At the market on Saturday, a hawk was having face-off with a squirrel--and after a good 15 minutes of everyone staring up at the drama in the trees, fifty or so photographers clammoring up lampposts to get a better shot, and more cell phone cameras pointed at the pair than should be allowed, they simply decided to go their separate ways, and no blood was rendered. Another farmer reminded me that those Discovery Channel nature shows take days to shoot, and include hours and hours and hours of that kind of interaction--nothing. The money shot is harder to come by. So to speak.

1 comment:

SmokyMtnMander said...

I spent almost a year observing a pair of bald eagles and their nest full of two not-so-small babies for the US Fish and Wildlife Service while some construction was occuring along a road in very close proximity to their nest. The idea was to observe stress-related behaviors and, if required, stop any construction activities until whatever it was that was causing the birds to act unusually no longer was bothering them. I spent day after day sitting under a longleaf pine tree in my folder chair with binoculars, a camera, notepad, and cell phone at the ready.

The birds watched the trucks, me, flew around, fed their babies fish, birds, and once...even a very small alligator. I know because I took pictures of the carcass once it was thrown "overvboard". The entire time, jackhammers were hammering, bulldozers were dozering, and trucks of all shapes and sizes were hurdling down this quasi-rural road in Polk County, Florida.
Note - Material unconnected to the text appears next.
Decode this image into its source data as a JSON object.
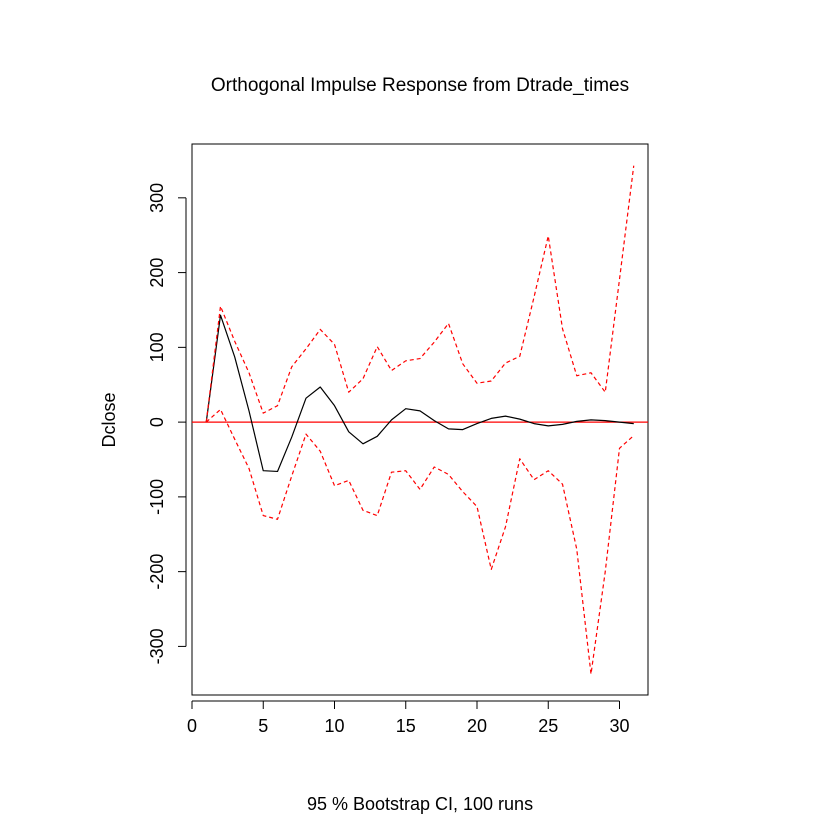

Not once did the birds seem to even notice the comotion. They raised two healthy chicks to young eagles (still brown-headed until they reach sexual maturity) that eventually left the nest. Thus, ending my need for being there. I remember thinking....nature will persevere. It will take all things in stride and survive. Even if it means not getting a moments privacy while some guy ogles you all day with his binoculars. Could we say the same thing about ourselves?